The classic book on Korea is This Kind of War, and my copy comes from the Marine Corps Association Bookstore at Quantico, Va.
Korea probably isn't at the top of current military officers reading lists, but it ought to be. Everything we could possibly have done wrong , we did at the start of that war. Since no culture records it's failures with the same enthusiasm as it's victories, not a lot is written about Korea.
Still, anyone on active duty today could learn a lot from this book, if they could find a copy. Once you start reading it, it's very hard to put down.
Last night, or perhaps I should say early this morning, I finished this book. It was written just after World War I, and though it's old, it's still interesting and informative.
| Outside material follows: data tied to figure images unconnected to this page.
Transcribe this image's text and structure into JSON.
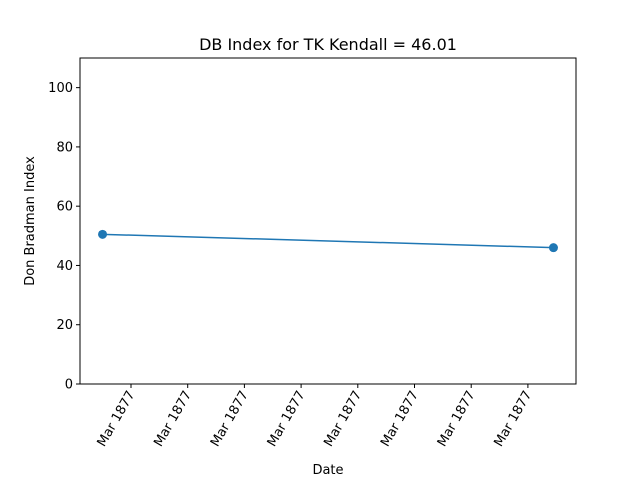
{
  "chart_data": {
    "type": "line",
    "title": "DB Index for TK Kendall = 46.01",
    "xlabel": "Date",
    "ylabel": "Don Bradman Index",
    "ylim": [
      0,
      110
    ],
    "y_ticks": [
      0,
      20,
      40,
      60,
      80,
      100
    ],
    "x_tick_labels": [
      "Mar 1877",
      "Mar 1877",
      "Mar 1877",
      "Mar 1877",
      "Mar 1877",
      "Mar 1877",
      "Mar 1877",
      "Mar 1877"
    ],
    "x": [
      "1877-03-15",
      "1877-03-19"
    ],
    "series": [
      {
        "values": [
          50.5,
          46.01
        ],
        "color": "#1f77b4",
        "marker": "circle"
      }
    ],
    "grid": false,
    "legend": "none"
  }
}
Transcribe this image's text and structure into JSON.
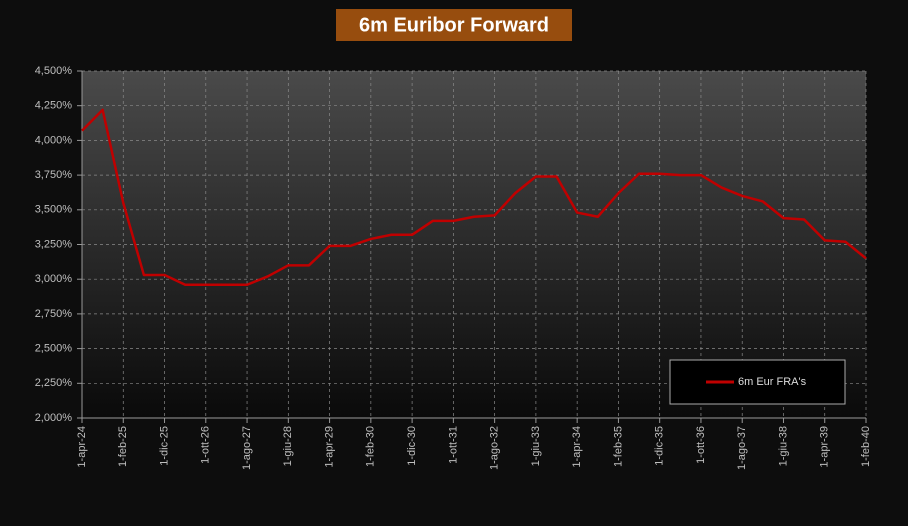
{
  "chart_data": {
    "type": "line",
    "title": "6m Euribor Forward",
    "categories": [
      "1-apr-24",
      null,
      "1-feb-25",
      null,
      "1-dic-25",
      null,
      "1-ott-26",
      null,
      "1-ago-27",
      null,
      "1-giu-28",
      null,
      "1-apr-29",
      null,
      "1-feb-30",
      null,
      "1-dic-30",
      null,
      "1-ott-31",
      null,
      "1-ago-32",
      null,
      "1-giu-33",
      null,
      "1-apr-34",
      null,
      "1-feb-35",
      null,
      "1-dic-35",
      null,
      "1-ott-36",
      null,
      "1-ago-37",
      null,
      "1-giu-38",
      null,
      "1-apr-39",
      null,
      "1-feb-40"
    ],
    "series": [
      {
        "name": "6m Eur FRA's",
        "color": "#c00000",
        "values": [
          4.07,
          4.22,
          3.55,
          3.03,
          3.03,
          2.96,
          2.96,
          2.96,
          2.96,
          3.02,
          3.1,
          3.1,
          3.24,
          3.24,
          3.29,
          3.32,
          3.32,
          3.42,
          3.42,
          3.45,
          3.46,
          3.62,
          3.74,
          3.74,
          3.48,
          3.45,
          3.62,
          3.76,
          3.76,
          3.75,
          3.75,
          3.66,
          3.6,
          3.56,
          3.44,
          3.43,
          3.28,
          3.27,
          3.15
        ]
      }
    ],
    "ylim": [
      2.0,
      4.5
    ],
    "yticks": [
      {
        "value": 2.0,
        "label": "2,000%"
      },
      {
        "value": 2.25,
        "label": "2,250%"
      },
      {
        "value": 2.5,
        "label": "2,500%"
      },
      {
        "value": 2.75,
        "label": "2,750%"
      },
      {
        "value": 3.0,
        "label": "3,000%"
      },
      {
        "value": 3.25,
        "label": "3,250%"
      },
      {
        "value": 3.5,
        "label": "3,500%"
      },
      {
        "value": 3.75,
        "label": "3,750%"
      },
      {
        "value": 4.0,
        "label": "4,000%"
      },
      {
        "value": 4.25,
        "label": "4,250%"
      },
      {
        "value": 4.5,
        "label": "4,500%"
      }
    ],
    "grid": true,
    "legend": "bottom-right"
  }
}
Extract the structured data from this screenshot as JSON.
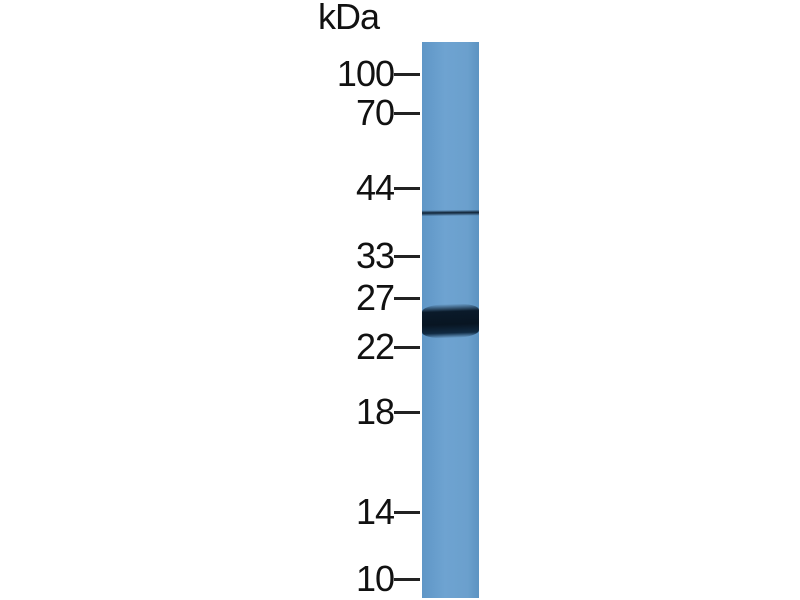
{
  "blot": {
    "unit_label": "kDa",
    "markers": [
      "100",
      "70",
      "44",
      "33",
      "27",
      "22",
      "18",
      "14",
      "10"
    ],
    "lane_color": "#6aa0cd",
    "bands": [
      {
        "kda_approx": 40,
        "intensity": "weak"
      },
      {
        "kda_approx": 25,
        "intensity": "strong"
      }
    ]
  }
}
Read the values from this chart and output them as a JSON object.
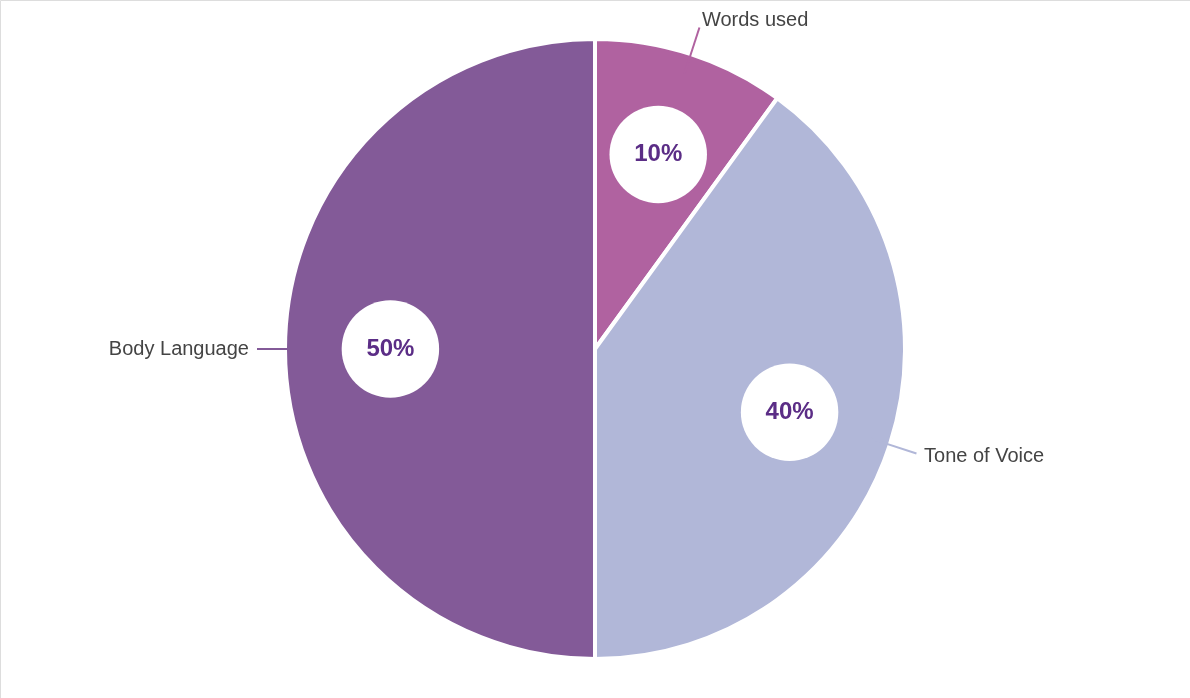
{
  "chart_data": {
    "type": "pie",
    "categories": [
      "Words used",
      "Tone of Voice",
      "Body Language"
    ],
    "values": [
      10,
      40,
      50
    ],
    "colors": [
      "#b062a0",
      "#b1b7d8",
      "#835a98"
    ],
    "value_labels": [
      "10%",
      "40%",
      "50%"
    ]
  }
}
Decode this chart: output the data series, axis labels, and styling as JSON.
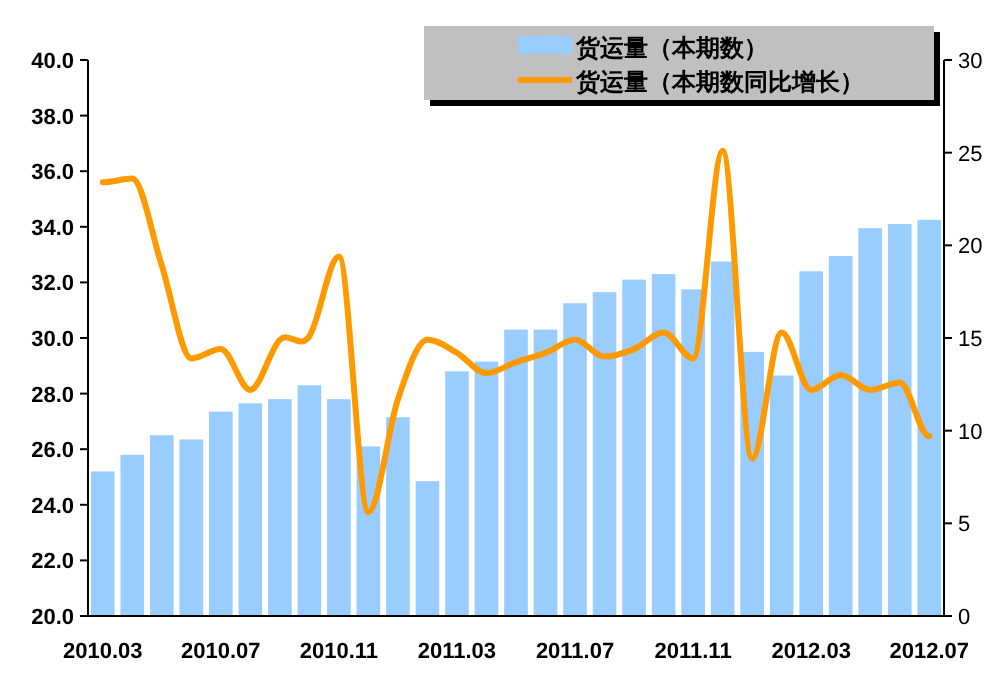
{
  "chart_data": {
    "type": "bar",
    "categories": [
      "2010.03",
      null,
      null,
      null,
      "2010.07",
      null,
      null,
      null,
      "2010.11",
      null,
      null,
      null,
      "2011.03",
      null,
      null,
      null,
      "2011.07",
      null,
      null,
      null,
      "2011.11",
      null,
      null,
      null,
      "2012.03",
      null,
      null,
      null,
      "2012.07"
    ],
    "series": [
      {
        "name": "货运量（本期数）",
        "color": "#99ccff",
        "values": [
          25.2,
          25.8,
          26.5,
          26.35,
          27.35,
          27.65,
          27.8,
          28.3,
          27.8,
          26.1,
          27.15,
          24.85,
          28.8,
          29.15,
          30.3,
          30.3,
          31.25,
          31.65,
          32.1,
          32.3,
          31.75,
          32.75,
          29.5,
          28.65,
          32.4,
          32.95,
          33.95,
          34.1,
          34.25
        ]
      },
      {
        "name": "货运量（本期数同比增长）",
        "type": "line",
        "axis": "y2",
        "color": "#ff9900",
        "values": [
          23.4,
          23.6,
          18.9,
          13.9,
          14.4,
          12.2,
          14.9,
          15.1,
          19.4,
          5.6,
          11.7,
          14.9,
          14.2,
          13.1,
          13.7,
          14.2,
          14.9,
          14.0,
          14.4,
          15.3,
          13.9,
          25.1,
          8.5,
          15.3,
          12.2,
          13.0,
          12.2,
          12.6,
          9.7
        ]
      }
    ],
    "ylim": [
      20,
      40
    ],
    "yticks": [
      {
        "value": 20,
        "label": "20.0"
      },
      {
        "value": 22,
        "label": "22.0"
      },
      {
        "value": 24,
        "label": "24.0"
      },
      {
        "value": 26,
        "label": "26.0"
      },
      {
        "value": 28,
        "label": "28.0"
      },
      {
        "value": 30,
        "label": "30.0"
      },
      {
        "value": 32,
        "label": "32.0"
      },
      {
        "value": 34,
        "label": "34.0"
      },
      {
        "value": 36,
        "label": "36.0"
      },
      {
        "value": 38,
        "label": "38.0"
      },
      {
        "value": 40,
        "label": "40.0"
      }
    ],
    "y2lim": [
      0,
      30
    ],
    "y2ticks": [
      0,
      5,
      10,
      15,
      20,
      25,
      30
    ],
    "legend": "top right",
    "grid": false
  }
}
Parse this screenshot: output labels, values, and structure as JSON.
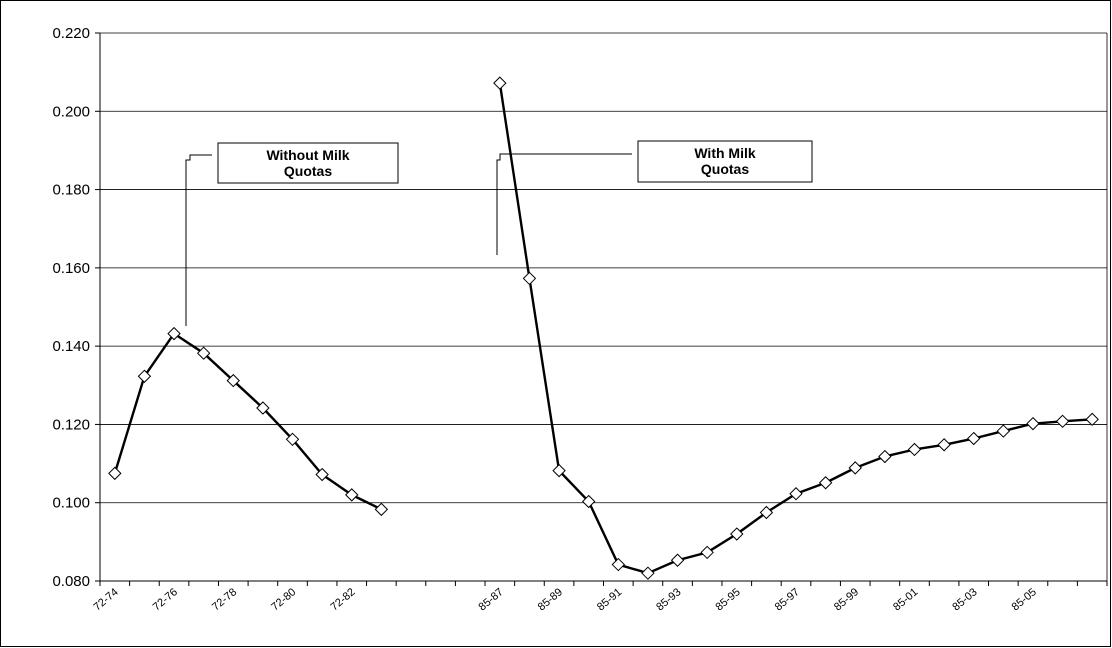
{
  "chart_data": {
    "type": "line",
    "title": "",
    "xlabel": "",
    "ylabel": "",
    "ylim": [
      0.08,
      0.22
    ],
    "y_ticks": [
      "0.080",
      "0.100",
      "0.120",
      "0.140",
      "0.160",
      "0.180",
      "0.200",
      "0.220"
    ],
    "grid": "horizontal",
    "x_categories": [
      "72-74",
      "",
      "72-76",
      "",
      "72-78",
      "",
      "72-80",
      "",
      "72-82",
      "",
      "",
      "",
      "",
      "85-87",
      "",
      "85-89",
      "",
      "85-91",
      "",
      "85-93",
      "",
      "85-95",
      "",
      "85-97",
      "",
      "85-99",
      "",
      "85-01",
      "",
      "85-03",
      "",
      "85-05",
      "",
      ""
    ],
    "series": [
      {
        "values": [
          0.1075,
          0.1323,
          0.1432,
          0.1382,
          0.1312,
          0.1242,
          0.1162,
          0.1072,
          0.102,
          0.0983,
          null,
          null,
          null,
          null,
          null,
          null,
          null,
          null,
          null,
          null,
          null,
          null,
          null,
          null,
          null,
          null,
          null,
          null,
          null,
          null,
          null,
          null,
          null,
          null
        ]
      },
      {
        "values": [
          null,
          null,
          null,
          null,
          null,
          null,
          null,
          null,
          null,
          null,
          null,
          null,
          null,
          0.2072,
          0.1573,
          0.1082,
          0.1003,
          0.0842,
          0.082,
          0.0853,
          0.0873,
          0.092,
          0.0975,
          0.1023,
          0.1051,
          0.1089,
          0.1118,
          0.1136,
          0.1148,
          0.1164,
          0.1183,
          0.1202,
          0.1208,
          0.1213
        ]
      }
    ],
    "annotations": [
      {
        "lines": [
          "Without Milk",
          "Quotas"
        ]
      },
      {
        "lines": [
          "With Milk",
          "Quotas"
        ]
      }
    ],
    "colors": {
      "line": "#000000",
      "marker_fill": "#ffffff",
      "grid": "#000000",
      "background": "#ffffff"
    }
  }
}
One thing that I found worth thinking about is the contention of Nickerson that societies inevitably decay, that civilization is a constant pulse, going up and then slowly deteriorating until it collapses and is replaced by a new version. Most of the book deals with the Romans, but there are sections on earlier and later cultures as well.
Winter is a good time for reading. I've read all these books before, but it seems like I always learn something new every time I read a book for the second time. With the weather being so bad, it's a good pass time. I sit up in my study, with the big skylights and the window looking out over the mountains, and half the time I seem to wind up going to sleep in the big easy chair there. Maybe I am hibernating and just don't know it.